Что же касается сценария, связанного с созданием новой геостратегической целостности, то его реализация означала бы выбор диаметрально противоположного вышеизложенному пути национально–государственного развития.
Провозглашение в бывших республиках Советского Востока национально–государственных суверенитетов и начавшийся процесс мучительного отмирания экономических связей и некогда общего для всех информационного пространства означает, на самом деле, не поляризацию межнациональных связей между новыми национально–государственными образованиями. Он скорее иллюстрирует крушение скомпрометировавшей себя в глазах истории большевистской идеи о «пролетариате, не имеющем ни родины, ни нации» и эксплицитно вытекающей из нее ленинской национальной политики.
В тюркоязычном мире бывшего СССР всегда и с пристрастием следили за малейшими изменениями, происходящими в ареале расселения единокровных тюркских народов. Испокон века проживающее на пространстве Пояса Великих Степей, протянувшегося от Саяно–Алтайского нагорья до Северного Кавказа и Крыма, среднего течения Днепра и Нижнего Дуная, тюркоязычное население скорее подсознательно, нежели актуально, ощущало свои интересы при разделе бывшего единого государства. Вот здесь и всплывает силуэт еще одного геополитического образования — Большого Турана.
Археология свидетельствует о сходстве на этих огромных территориях материальных останков эпохи бронзы, скифско–сарматского периода и конца евразийской политической системы Чингизидов. Общеизвестно обилие иранизмов в тюркских и тюркизмов в славянских языках, потому что в течение последних двух веков русский язык оказывал мощное влияние на тюркские и иранские этнические группы, проживающие в рамках бывшего СССР, и потому, что при помощи русского языка большинство коренных народов Центральной Азии (кроме находящихся в подданстве Китая уйгуров, дунган и тибетцев) широко воспринимало международную лексику. Глубокое родство фольклорного и этнографического наследия на территории Евразии также очевидно и показано в ряде непредвзятых исследований, к примеру в «Исторической поэтике» А. Н. Веселовского.
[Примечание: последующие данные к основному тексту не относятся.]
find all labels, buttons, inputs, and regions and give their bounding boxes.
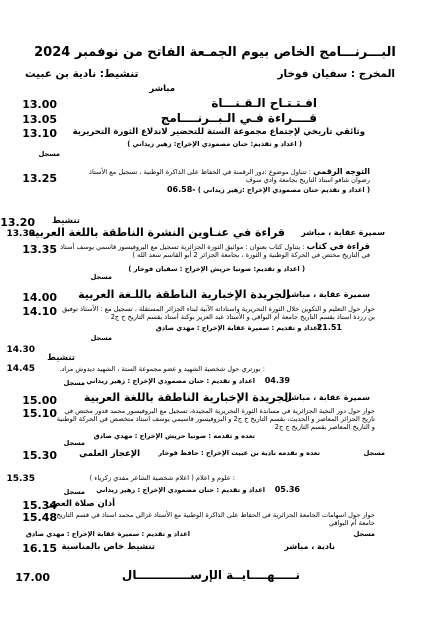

Об этом убедительно свидетельствуют также работы кумыка М. Аджи, многообещающие разработки в области евроислама татарина Р. Хакимова, труды казахских авторов — поэта и культуролога О. Сулейменова, социолингвиста Е. Хасенова и историософа А. Акишева, историко–культурологические эссе узбека X. Исмаилова и пр. Наиболее последовательную проработку вопросы славянско–тюркской историко–культурной, а в определенные периоды, частично, политической и экономической общности получили у представителей российской школы евразийства, а также в трудах последнего ее представителя Л. Н. Гумилева.